Más de 165 kilómetros de litoral afectados. Ricardo Cruz Haro advierte que las corrientes marinas pueden llevar el hidrocarburo hasta Tamaulipas y exige investigación independiente. Pemex reporta avances, pero organizaciones documentan daños a arrecifes y comunidades pesqueras.
TAMAULIPAS — El derrame de hidrocarburo que desde el inicio de marzo afecta las costas de Veracruz y Tabasco ha comenzado a proyectar su sombra sobre otros estados del Golfo de México. Aunque las labores de limpieza avanzan y las autoridades mantienen una investigación técnica para determinar el origen del contaminante, organizaciones civiles y voces desde el norte del país han elevado el tono de alerta. La facilidad con la que las corrientes marinas dispersan los contaminantes convierte a Tamaulipas en un punto vulnerable, donde el riesgo ha pasado de hipotético a una advertencia con fundamento técnico.
El presidente de la agrupación, Ricardo Cruz Haro, fue enfático al señalar que el derrame representa “un riesgo real, progresivo y potencialmente grave para el litoral de Tamaulipas”. En un llamado que busca romper con el silencio institucional, Cruz Haro advirtió que derrames previos han demostrado que el crudo puede desplazarse cientos de kilómetros, alcanzando costas lejanas al punto de origen. “No es un escenario hipotético, es un riesgo técnico real”, subrayó, al tiempo que exigió un monitoreo público de la dispersión del hidrocarburo, la activación de protocolos de contingencia y una investigación técnica independiente que determine responsabilidades conforme a la ley. Desde su perspectiva, la Agencia de Seguridad, Energía y Ambiente (ASEA) tiene la obligación de regular, supervisar y sancionar, y en casos de accidentes graves puede proceder incluso la revocación de asignaciones o contratos.
La magnitud de la afectación ya es cuantificable. Pemex informó que se han recolectado 128 toneladas de residuos impregnados de crudo a lo largo de 165 kilómetros de costas en inmediaciones de los puertos de Alvarado, Coatzacoalcos, Tuxpan y Veracruz, así como en Dos Bocas, Tabasco. La petrolera aseguró que mantiene comunicación directa con cooperativas y pescadores afectados, y ha destinado más de 35 millones de pesos en esquemas de apoyo para mitigar las afectaciones económicas derivadas de la contingencia. Sin embargo, las cifras oficiales contrastan con los reportes de organizaciones ambientalistas.

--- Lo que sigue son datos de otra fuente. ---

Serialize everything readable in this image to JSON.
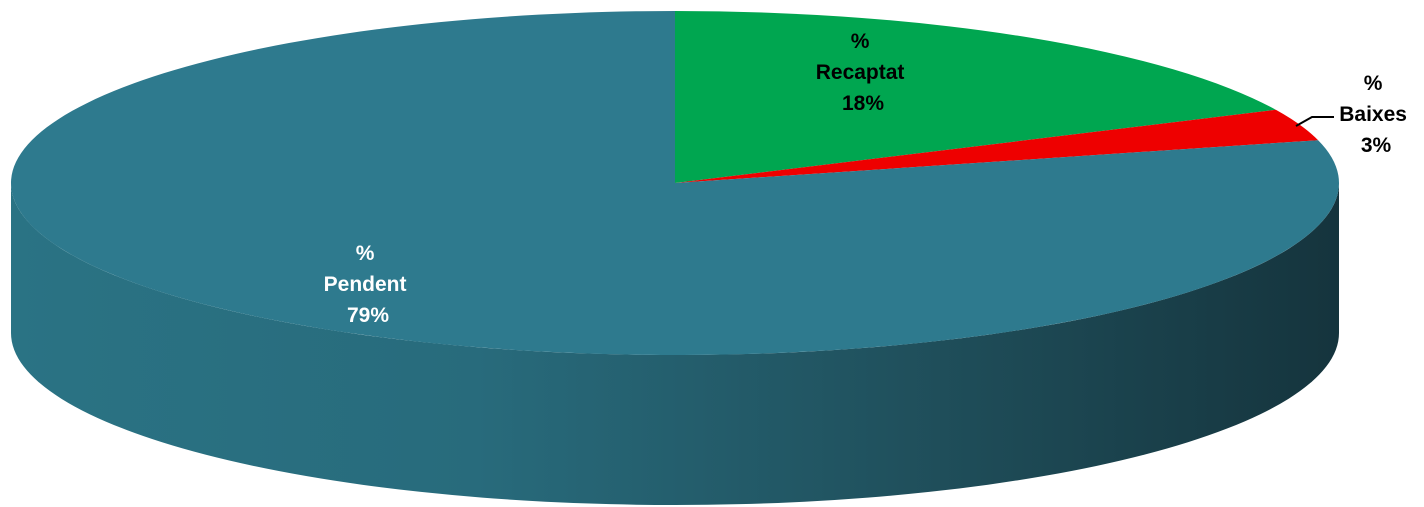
{
  "chart_data": {
    "type": "pie",
    "style": "3d",
    "slices": [
      {
        "name": "Recaptat",
        "value": 18,
        "label_lines": [
          "%",
          "Recaptat",
          "18%"
        ],
        "color": "#00a650",
        "label_color": "#000000"
      },
      {
        "name": "Baixes",
        "value": 3,
        "label_lines": [
          "%",
          "Baixes",
          "3%"
        ],
        "color": "#ee0000",
        "label_color": "#000000"
      },
      {
        "name": "Pendent",
        "value": 79,
        "label_lines": [
          "%",
          "Pendent",
          "79%"
        ],
        "color": "#2e7a8e",
        "label_color": "#ffffff"
      }
    ],
    "legend": "none"
  }
}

Desde principios de marzo, Oceana México y la Red del Corredor Arrecifal del Golfo de México han denunciado la presencia de chapopote en al menos 16 puntos costeros entre Pajapan, Veracruz, y Paraíso, Tabasco, con afectaciones a la salud, a las actividades pesqueras y a ecosistemas sensibles, incluyendo petróleo adherido a redes y embarcaciones.
Las autoridades han respondido con un dispositivo interinstitucional que integra a la Secretaría de Marina (Semar), la Secretaría de Medio Ambiente y Recursos Naturales (Semarnat), la Secretaría de Energía (Sener), la ASEA, Pemex, la Procuraduría Federal de Protección al Ambiente (Profepa) y gobiernos estatales y locales. El grupo informó que mantiene una investigación técnica y científica para determinar el origen del hidrocarburo, utilizando imágenes satelitales, desplazamiento de buques, drones y sobrevuelos con aeronaves de la Armada de México. En un comunicado, las autoridades advirtieron que una imagen difundida por una organización no gubernamental era “claramente falsa al ser una representación gráfica superpuesta sobre un mapa base y no corresponde con imágenes satelitales reales”.
Mientras la investigación oficial avanza y las versiones sobre el origen del derrame —que el gobierno federal atribuye a un barco privado sin identificar— siguen sin resolverse, las organizaciones civiles insisten en que no puede haber impunidad institucional. Cruz Haro recordó que, de acuerdo con la Ley de Hidrocarburos, quienes operan en el sector son responsables por derrames y daños ambientales, y exigió que, en caso de confirmarse la participación de Petróleos Mexicanos u otro operador, se apliquen sanciones y se obligue a la reparación integral del daño. El riesgo para Tamaulipas, advirtió, es una extensión lógica de un desastre que aún no ha sido contenido en su origen.